LLM4CD: Leveraging Large Language Models for Open-World Knowledge Augmented Cognitive Diagnosis
Weiming Zhang, Lingyue Fu, Qingyao Li, Kounianhua Du, Jianghao Lin, Jingwei Yu, Wei Xia, Weinan Zhang, Ruiming Tang, Yong Yu
TL;DR
Cognition diagnosis in ITS has been hampered by reliance on ID embeddings that ignore semantic context and by cold-start when new students or exercises appear. LLM4CD introduces a bi-level encoder that leverages open-world knowledge from large language models to construct semantically rich representations, complemented by macro-level text encoding and micro-level state encoding to adapt to unseen data.

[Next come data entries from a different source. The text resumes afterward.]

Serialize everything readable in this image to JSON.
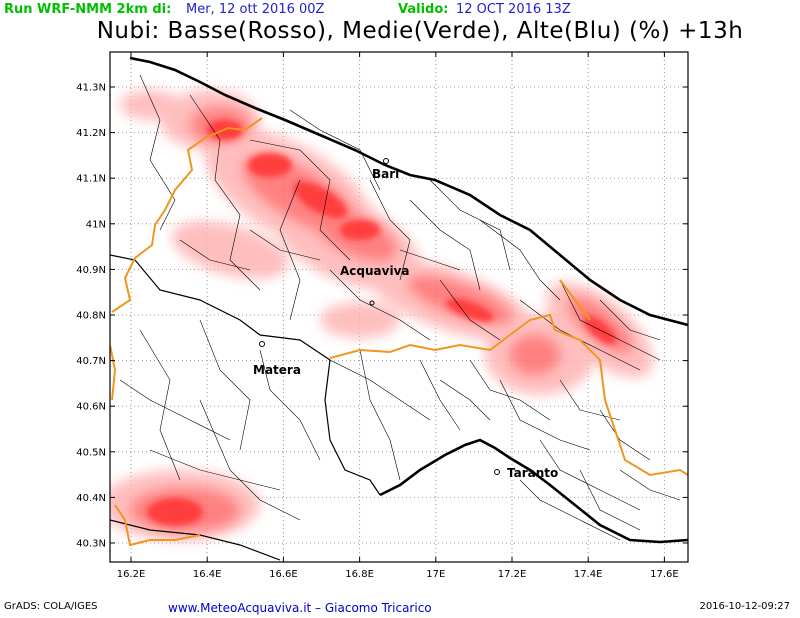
{
  "header": {
    "run_label": "Run WRF-NMM 2km di:",
    "run_value": "Mer, 12 ott 2016 00Z",
    "valid_label": "Valido:",
    "valid_value": "12 OCT 2016 13Z"
  },
  "title": "Nubi: Basse(Rosso), Medie(Verde), Alte(Blu) (%) +13h",
  "axes": {
    "lat_ticks": [
      "41.3N",
      "41.2N",
      "41.1N",
      "41N",
      "40.9N",
      "40.8N",
      "40.7N",
      "40.6N",
      "40.5N",
      "40.4N",
      "40.3N"
    ],
    "lon_ticks": [
      "16.2E",
      "16.4E",
      "16.6E",
      "16.8E",
      "17E",
      "17.2E",
      "17.4E",
      "17.6E"
    ]
  },
  "cities": [
    {
      "name": "Bari"
    },
    {
      "name": "Acquaviva"
    },
    {
      "name": "Matera"
    },
    {
      "name": "Taranto"
    }
  ],
  "colors": {
    "low_cloud": "#ff0000",
    "coast": "#000000",
    "region_border": "#f0961e",
    "grid": "#999999"
  },
  "footer": {
    "left": "GrADS: COLA/IGES",
    "center": "www.MeteoAcquaviva.it  –  Giacomo Tricarico",
    "timestamp": "2016-10-12-09:27"
  }
}
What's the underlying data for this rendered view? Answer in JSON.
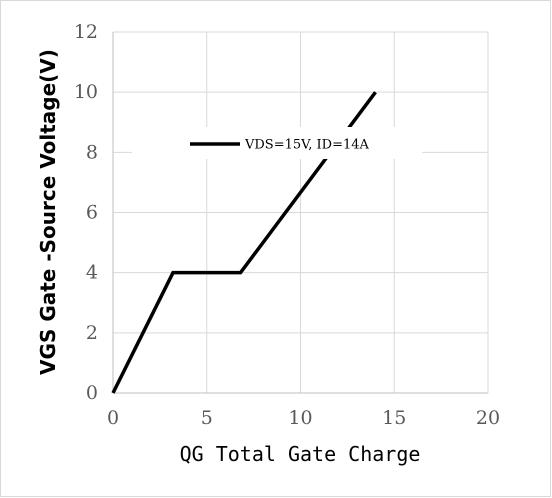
{
  "chart_data": {
    "type": "line",
    "title": "",
    "xlabel": "QG Total Gate Charge",
    "ylabel": "VGS Gate -Source Voltage(V)",
    "xlim": [
      0,
      20
    ],
    "ylim": [
      0,
      12
    ],
    "x_ticks": [
      0,
      5,
      10,
      15,
      20
    ],
    "y_ticks": [
      0,
      2,
      4,
      6,
      8,
      10,
      12
    ],
    "x_tick_labels": [
      "0",
      "5",
      "10",
      "15",
      "20"
    ],
    "y_tick_labels": [
      "0",
      "2",
      "4",
      "6",
      "8",
      "10",
      "12"
    ],
    "grid": true,
    "legend_position": "top-center",
    "series": [
      {
        "name": "VDS=15V, ID=14A",
        "color": "#000000",
        "x": [
          0,
          3.2,
          6.8,
          14
        ],
        "y": [
          0,
          4,
          4,
          10
        ]
      }
    ],
    "colors": {
      "grid": "#d9d9d9",
      "axis": "#bfbfbf",
      "series": "#000000"
    }
  }
}
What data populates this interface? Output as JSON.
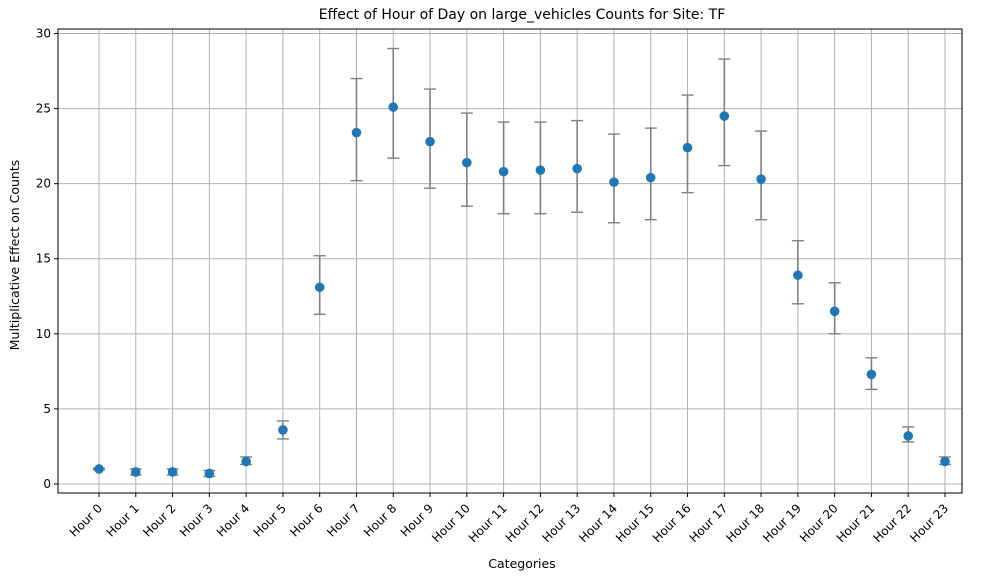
{
  "chart_data": {
    "type": "scatter",
    "title": "Effect of Hour of Day on large_vehicles Counts for Site: TF",
    "xlabel": "Categories",
    "ylabel": "Multiplicative Effect on Counts",
    "ylim": [
      -0.6,
      30.3
    ],
    "yticks": [
      0,
      5,
      10,
      15,
      20,
      25,
      30
    ],
    "grid": true,
    "categories": [
      "Hour 0",
      "Hour 1",
      "Hour 2",
      "Hour 3",
      "Hour 4",
      "Hour 5",
      "Hour 6",
      "Hour 7",
      "Hour 8",
      "Hour 9",
      "Hour 10",
      "Hour 11",
      "Hour 12",
      "Hour 13",
      "Hour 14",
      "Hour 15",
      "Hour 16",
      "Hour 17",
      "Hour 18",
      "Hour 19",
      "Hour 20",
      "Hour 21",
      "Hour 22",
      "Hour 23"
    ],
    "values": [
      1.0,
      0.8,
      0.8,
      0.7,
      1.5,
      3.6,
      13.1,
      23.4,
      25.1,
      22.8,
      21.4,
      20.8,
      20.9,
      21.0,
      20.1,
      20.4,
      22.4,
      24.5,
      20.3,
      13.9,
      11.5,
      7.3,
      3.2,
      1.5
    ],
    "lower": [
      0.95,
      0.6,
      0.6,
      0.5,
      1.3,
      3.0,
      11.3,
      20.2,
      21.7,
      19.7,
      18.5,
      18.0,
      18.0,
      18.1,
      17.4,
      17.6,
      19.4,
      21.2,
      17.6,
      12.0,
      10.0,
      6.3,
      2.8,
      1.3
    ],
    "upper": [
      1.05,
      1.0,
      1.0,
      0.9,
      1.8,
      4.2,
      15.2,
      27.0,
      29.0,
      26.3,
      24.7,
      24.1,
      24.1,
      24.2,
      23.3,
      23.7,
      25.9,
      28.3,
      23.5,
      16.2,
      13.4,
      8.4,
      3.8,
      1.8
    ],
    "colors": {
      "point": "#1f77b4",
      "errorbar": "#808080",
      "grid": "#b0b0b0"
    }
  }
}
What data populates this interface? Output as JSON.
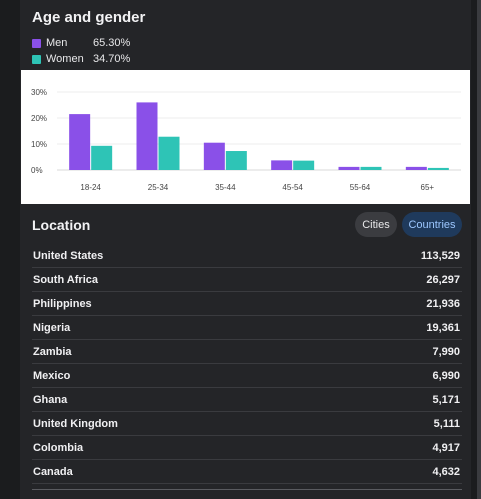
{
  "age_gender": {
    "title": "Age and gender",
    "legend": [
      {
        "name": "Men",
        "percent": "65.30%",
        "color": "#8a50e8"
      },
      {
        "name": "Women",
        "percent": "34.70%",
        "color": "#2ec4b6"
      }
    ]
  },
  "chart_data": {
    "type": "bar",
    "categories": [
      "18-24",
      "25-34",
      "35-44",
      "45-54",
      "55-64",
      "65+"
    ],
    "series": [
      {
        "name": "Men",
        "values": [
          21.5,
          26,
          10.5,
          3.7,
          1.2,
          1.2
        ],
        "color": "#8a50e8"
      },
      {
        "name": "Women",
        "values": [
          9.3,
          12.8,
          7.3,
          3.6,
          1.2,
          0.8
        ],
        "color": "#2ec4b6"
      }
    ],
    "ylim": [
      0,
      30
    ],
    "yticks": [
      "0%",
      "10%",
      "20%",
      "30%"
    ],
    "grid": true
  },
  "location": {
    "title": "Location",
    "tabs": {
      "cities": "Cities",
      "countries": "Countries"
    },
    "rows": [
      {
        "country": "United States",
        "count": "113,529"
      },
      {
        "country": "South Africa",
        "count": "26,297"
      },
      {
        "country": "Philippines",
        "count": "21,936"
      },
      {
        "country": "Nigeria",
        "count": "19,361"
      },
      {
        "country": "Zambia",
        "count": "7,990"
      },
      {
        "country": "Mexico",
        "count": "6,990"
      },
      {
        "country": "Ghana",
        "count": "5,171"
      },
      {
        "country": "United Kingdom",
        "count": "5,111"
      },
      {
        "country": "Colombia",
        "count": "4,917"
      },
      {
        "country": "Canada",
        "count": "4,632"
      }
    ]
  }
}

The framework builds comprehensive relation graphs over concepts and exercises, enabling semantically informed inference and robust predictions across multiple real-world datasets, with ablations highlighting the critical role of semantic embeddings and macro-text information. The approach yields consistent performance gains, demonstrates improved cold-start handling, and provides interpretable diagnostic reports, suggesting practical improvements for open-world, text-rich cognitive diagnosis in modern ITS.
Abstract
Cognitive diagnosis (CD) plays a crucial role in intelligent education, evaluating students' comprehension of knowledge concepts based on their test histories. However, current CD methods often model students, exercises, and knowledge concepts solely on their ID relationships, neglecting the abundant semantic relationships present within educational data space. Furthermore, contemporary intelligent tutoring systems (ITS) frequently involve the addition of new students and exercises, a situation that ID-based methods find challenging to manage effectively. The advent of large language models (LLMs) offers the potential for overcoming this challenge with open-world knowledge. In this paper, we propose LLM4CD, which Leverages Large Language Models for Open-World Knowledge Augmented Cognitive Diagnosis. Our method utilizes the open-world knowledge of LLMs to construct cognitively expressive textual representations, which are then encoded to introduce rich semantic information into the CD task. Additionally, we propose an innovative bi-level encoder framework that models students' test histories through two levels of encoders: a macro-level cognitive text encoder and a micro-level knowledge state encoder. This approach substitutes traditional ID embeddings with semantic representations, enabling the model to accommodate new students and exercises with open-world knowledge and address the cold-start problem. Extensive experimental results demonstrate that our proposed method consistently outperforms previous CD models on multiple real-world datasets, validating the effectiveness of leveraging LLMs to introduce rich semantic information into the CD task.